Garda Doherty said that O’Maille was fully co-operative with the investigation and didn’t want a solicitor, even after being shown the cctv footage.
She interviewed O’Maille a second time after reviewing the footage and he took full responsibility.
“Life changing” injuries
Garda Doherty told the court that as a result of the accident Byrne suffered fractures to his foot and leg, as well as cervical spinal fractures.
He had to have spinal fusion surgery where his C5 vertebrae was removed entirely.
Byrne, a Wicklow native who was staying in Connemara as part of his teacher training course, took the stand to say how his injuries have affected his life.

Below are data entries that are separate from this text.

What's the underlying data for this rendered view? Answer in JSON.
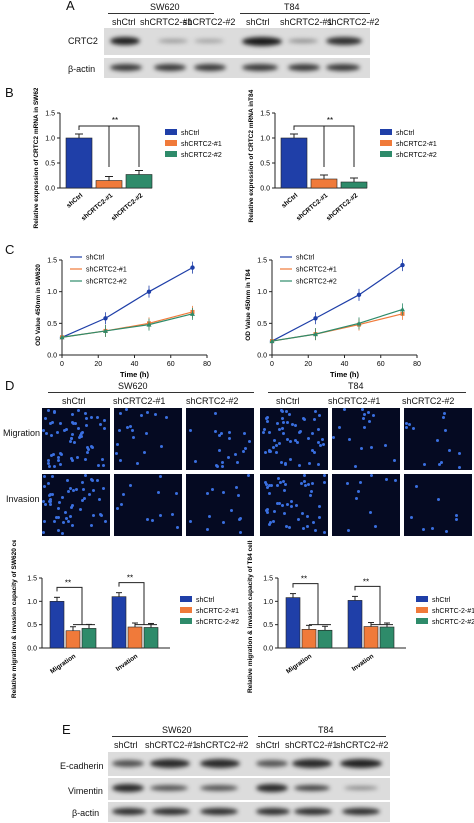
{
  "panels": {
    "A": "A",
    "B": "B",
    "C": "C",
    "D": "D",
    "E": "E"
  },
  "panelA": {
    "group_left": "SW620",
    "group_right": "T84",
    "lanes": [
      "shCtrl",
      "shCRTC2-#1",
      "shCRTC2-#2",
      "shCtrl",
      "shCRTC2-#1",
      "shCRTC2-#2"
    ],
    "rows": [
      "CRTC2",
      "β-actin"
    ]
  },
  "panelB": {
    "colors": {
      "ctrl": "#1f3fa8",
      "kd1": "#f07a3a",
      "kd2": "#2e8b6a"
    },
    "legend": [
      "shCtrl",
      "shCRTC2-#1",
      "shCRTC2-#2"
    ],
    "sig": "**",
    "left": {
      "ylabel": "Relative expression of CRTC2 mRNA in SW620 cells",
      "ticks": [
        "0.0",
        "0.5",
        "1.0",
        "1.5"
      ]
    },
    "right": {
      "ylabel": "Relative expression of CRTC2 mRNA inT84 cells",
      "ticks": [
        "0.0",
        "0.5",
        "1.0",
        "1.5"
      ]
    }
  },
  "panelC": {
    "xlabel": "Time (h)",
    "xticks": [
      "0",
      "20",
      "40",
      "60",
      "80"
    ],
    "yticks": [
      "0.0",
      "0.5",
      "1.0",
      "1.5"
    ],
    "left_ylabel": "OD Value 450nm in SW620",
    "right_ylabel": "OD Value 450nm in T84",
    "legend": [
      "shCtrl",
      "shCRTC2-#1",
      "shCRTC2-#2"
    ]
  },
  "panelD": {
    "group_left": "SW620",
    "group_right": "T84",
    "cols": [
      "shCtrl",
      "shCRTC2-#1",
      "shCRTC2-#2",
      "shCtrl",
      "shCRTC2-#1",
      "shCRTC2-#2"
    ],
    "rows": [
      "Migration",
      "Invasion"
    ],
    "left": {
      "ylabel": "Relative migration & invasion capacity of SW620 cells",
      "ticks": [
        "0.0",
        "0.5",
        "1.0",
        "1.5"
      ]
    },
    "right": {
      "ylabel": "Relative migration & invasion capacity of T84 cells",
      "ticks": [
        "0.0",
        "0.5",
        "1.0",
        "1.5"
      ]
    },
    "categories": [
      "Migration",
      "Invation"
    ],
    "legend": [
      "shCtrl",
      "shCRTC-2-#1",
      "shCRTC-2-#2"
    ],
    "sig": "**"
  },
  "panelE": {
    "group_left": "SW620",
    "group_right": "T84",
    "lanes": [
      "shCtrl",
      "shCRTC2-#1",
      "shCRTC2-#2",
      "shCtrl",
      "shCRTC2-#1",
      "shCRTC2-#2"
    ],
    "rows": [
      "E-cadherin",
      "Vimentin",
      "β-actin"
    ]
  },
  "chart_data": [
    {
      "type": "bar",
      "categories": [
        "shCtrl",
        "shCRTC2-#1",
        "shCRTC2-#2"
      ],
      "series": [
        {
          "name": "",
          "values": [
            1.0,
            0.15,
            0.27
          ]
        }
      ],
      "ylabel": "Relative expression of CRTC2 mRNA in SW620 cells",
      "ylim": [
        0,
        1.5
      ]
    },
    {
      "type": "bar",
      "categories": [
        "shCtrl",
        "shCRTC2-#1",
        "shCRTC2-#2"
      ],
      "series": [
        {
          "name": "",
          "values": [
            1.0,
            0.18,
            0.12
          ]
        }
      ],
      "ylabel": "Relative expression of CRTC2 mRNA inT84 cells",
      "ylim": [
        0,
        1.5
      ]
    },
    {
      "type": "line",
      "x": [
        0,
        24,
        48,
        72
      ],
      "series": [
        {
          "name": "shCtrl",
          "values": [
            0.28,
            0.58,
            1.0,
            1.38
          ]
        },
        {
          "name": "shCRTC2-#1",
          "values": [
            0.28,
            0.38,
            0.5,
            0.68
          ]
        },
        {
          "name": "shCRTC2-#2",
          "values": [
            0.28,
            0.38,
            0.48,
            0.65
          ]
        }
      ],
      "xlabel": "Time (h)",
      "ylim": [
        0,
        1.5
      ],
      "xlim": [
        0,
        80
      ]
    },
    {
      "type": "line",
      "x": [
        0,
        24,
        48,
        72
      ],
      "series": [
        {
          "name": "shCtrl",
          "values": [
            0.22,
            0.58,
            0.95,
            1.42
          ]
        },
        {
          "name": "shCRTC2-#1",
          "values": [
            0.22,
            0.33,
            0.48,
            0.65
          ]
        },
        {
          "name": "shCRTC2-#2",
          "values": [
            0.22,
            0.33,
            0.5,
            0.72
          ]
        }
      ],
      "xlabel": "Time (h)",
      "ylim": [
        0,
        1.5
      ],
      "xlim": [
        0,
        80
      ]
    },
    {
      "type": "bar",
      "categories": [
        "Migration",
        "Invation"
      ],
      "series": [
        {
          "name": "shCtrl",
          "values": [
            1.0,
            1.1
          ]
        },
        {
          "name": "shCRTC-2-#1",
          "values": [
            0.37,
            0.45
          ]
        },
        {
          "name": "shCRTC-2-#2",
          "values": [
            0.42,
            0.44
          ]
        }
      ],
      "ylim": [
        0,
        1.5
      ]
    },
    {
      "type": "bar",
      "categories": [
        "Migration",
        "Invation"
      ],
      "series": [
        {
          "name": "shCtrl",
          "values": [
            1.08,
            1.02
          ]
        },
        {
          "name": "shCRTC-2-#1",
          "values": [
            0.4,
            0.46
          ]
        },
        {
          "name": "shCRTC-2-#2",
          "values": [
            0.38,
            0.45
          ]
        }
      ],
      "ylim": [
        0,
        1.5
      ]
    }
  ]
}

That night he was walking home with his housemate. The next thing he said he remembered was opening his eyes lying on the ground, and slipping in and out of consciousness in the ambulance.
He spent the next 16 hours strapped to a spinal board
For six weeks after being let out of hospital Byrne was forced to live with his sister as he needed a wheelchair and zimmer frame to get around, and his house in Connemara wasn’t wheelchair accessible.
“The though of spending the rest of my days in a wheelchair,” had a massive impact on his emotional state while recovering, Byrne admitted.
He was also unable to work for three months after being let out of hospital which caused him financial difficulties.
Two years after the accident, Byrne said, he still has difficulty with mobility and has been to therapy to help him come to terms with what happened.
Judge Brian O’Callaghan acknowledged that Byrne had suffered “horrific, and to extent, life changing injuries.”
O’Maille apologised to Byrne from the stand, saying: “This should not have happened to you and you did not deserve it.”
He said that he was deeply ashamed of his actions, for the difficulties he put Byrne and his family through over the last two years, and for letting down his family.
The defence presented several people who spoke to O’Maille’s character including his boss from the factory he works at, who said he was a hard working young man, and a manager at the local GAA club who said O’Maille was a popular coach with the kids.
O’Maille’s mother also took the stand and said that her son was crying when he told her what had happened the following morning.
She said he wasn’t someone who went out drinking very often, and had become very depressed in the time since the traffic accident.
Before delivering his sentence Judge O’Callaghan praised the actions of the three healthcare workers who were on the scene that night for their response.
Judge O’Callaghan said O’Maille’s culpability was not from “a brief momentary lapse of attention,” but came from his decision to drink and drive.
“A car is a weapon which becomes, quite literally, a loose cannon when under the control of someone who drank,” the judge said.
However, he acknowledged that O’Maille had co-operated fully with gardaí during the investigation and was deeply ashamed and remorseful for his actions.
O’Maille was given a two year sentence, with the last 15 months to be suspended, and disqualified from driving for five years.